Santé mentale : à quel âge offrir un smartphone aux enfants ?
Selon les données du Global Mind Project, l’âge auquel un jeune reçoit son premier smartphone influence durablement son équilibre psychologique et son bien-être à l’âge adulte. Ce phénomène est observé dans toutes les cultures, indépendamment de la langue ou du pays d’origine, ce qui alerte les chercheurs.

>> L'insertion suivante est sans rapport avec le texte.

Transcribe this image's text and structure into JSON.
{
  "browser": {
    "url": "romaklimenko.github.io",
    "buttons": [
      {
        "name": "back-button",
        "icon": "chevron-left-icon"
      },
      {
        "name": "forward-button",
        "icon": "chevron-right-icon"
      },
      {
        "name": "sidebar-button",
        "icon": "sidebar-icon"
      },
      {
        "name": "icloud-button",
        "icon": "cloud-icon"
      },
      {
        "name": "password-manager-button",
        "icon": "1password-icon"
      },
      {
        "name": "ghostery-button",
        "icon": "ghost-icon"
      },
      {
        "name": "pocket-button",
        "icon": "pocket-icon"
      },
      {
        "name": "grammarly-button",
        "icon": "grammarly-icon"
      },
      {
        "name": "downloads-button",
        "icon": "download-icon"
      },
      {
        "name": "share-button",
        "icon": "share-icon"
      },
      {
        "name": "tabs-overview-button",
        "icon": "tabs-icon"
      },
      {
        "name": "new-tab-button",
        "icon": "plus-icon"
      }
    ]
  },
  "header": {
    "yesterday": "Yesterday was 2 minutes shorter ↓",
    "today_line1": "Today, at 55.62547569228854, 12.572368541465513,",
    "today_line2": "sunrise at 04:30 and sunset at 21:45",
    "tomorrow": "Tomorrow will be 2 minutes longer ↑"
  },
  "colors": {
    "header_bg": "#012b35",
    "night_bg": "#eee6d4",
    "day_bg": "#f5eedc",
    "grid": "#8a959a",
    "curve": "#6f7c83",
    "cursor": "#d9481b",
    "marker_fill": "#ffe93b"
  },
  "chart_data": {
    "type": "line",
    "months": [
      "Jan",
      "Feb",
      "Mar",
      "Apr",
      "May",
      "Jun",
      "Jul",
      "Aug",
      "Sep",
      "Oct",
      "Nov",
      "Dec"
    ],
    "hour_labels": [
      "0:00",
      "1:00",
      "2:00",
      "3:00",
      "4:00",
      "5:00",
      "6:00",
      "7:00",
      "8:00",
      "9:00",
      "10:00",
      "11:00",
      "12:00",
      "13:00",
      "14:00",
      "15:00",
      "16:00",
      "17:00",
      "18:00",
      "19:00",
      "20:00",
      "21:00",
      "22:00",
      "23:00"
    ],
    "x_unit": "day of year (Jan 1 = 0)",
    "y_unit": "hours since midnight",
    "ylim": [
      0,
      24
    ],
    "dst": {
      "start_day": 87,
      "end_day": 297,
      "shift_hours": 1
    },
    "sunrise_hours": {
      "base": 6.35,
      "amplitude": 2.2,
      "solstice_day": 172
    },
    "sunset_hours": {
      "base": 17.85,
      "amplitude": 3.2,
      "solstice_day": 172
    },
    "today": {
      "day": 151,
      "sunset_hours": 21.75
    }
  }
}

Face à ces résultats, les auteurs estiment qu’il est urgent d’adopter un principe de précaution au niveau des politiques publiques, afin de protéger les générations futures.
L’impact précoce du smartphone
L’arrivée massive des téléphones intelligents dans l’univers des enfants et adolescents a profondément transformé leurs habitudes : socialisation, apprentissages, sommeil… Les réseaux sociaux sont particulièrement mis en cause, car ils captent l’attention, exposent à des contenus inappropriés et accentuent la comparaison sociale.
Dans une première série de travaux, le Global Mind Project avait déjà mis en évidence la dégradation de la santé mentale des jeunes depuis l’avènement des smartphones. Leur nouvelle enquête précise désormais le rôle déterminant de l’âge d’acquisition de l’appareil.
Basée sur le Mind Health Quotient (MHQ), un questionnaire auto-administré évaluant 47 compétences cognitives, émotionnelles, sociales et physiques, cette étude repose sur près de 2 millions de réponses dans 163 pays, dont 100 000 jeunes adultes âgés de 18 à 24 ans. Le score MHQ s’étend de –100 (détresse) à +200 (épanouissement).
Des résultats préoccupants
Les analyses montrent que recevoir un smartphone avant 13 ans est associé à des scores de santé mentale significativement plus faibles. Plus l’âge d’acquisition est bas, plus le score global se détériore. Par exemple, les jeunes ayant eu leur premier portable à 13 ans affichaient un score MHQ moyen supérieur à 30, contre seulement 1 chez ceux équipés dès 5 ou 6 ans.
Des différences apparaissent aussi selon le sexe : les femmes ayant reçu un smartphone très tôt présentent une détresse psychique plus marquée (+9,5 points d’écart par rapport à celles équipées à 13 ans), tandis que chez les hommes, cet écart atteint 7 points (p < 0,001).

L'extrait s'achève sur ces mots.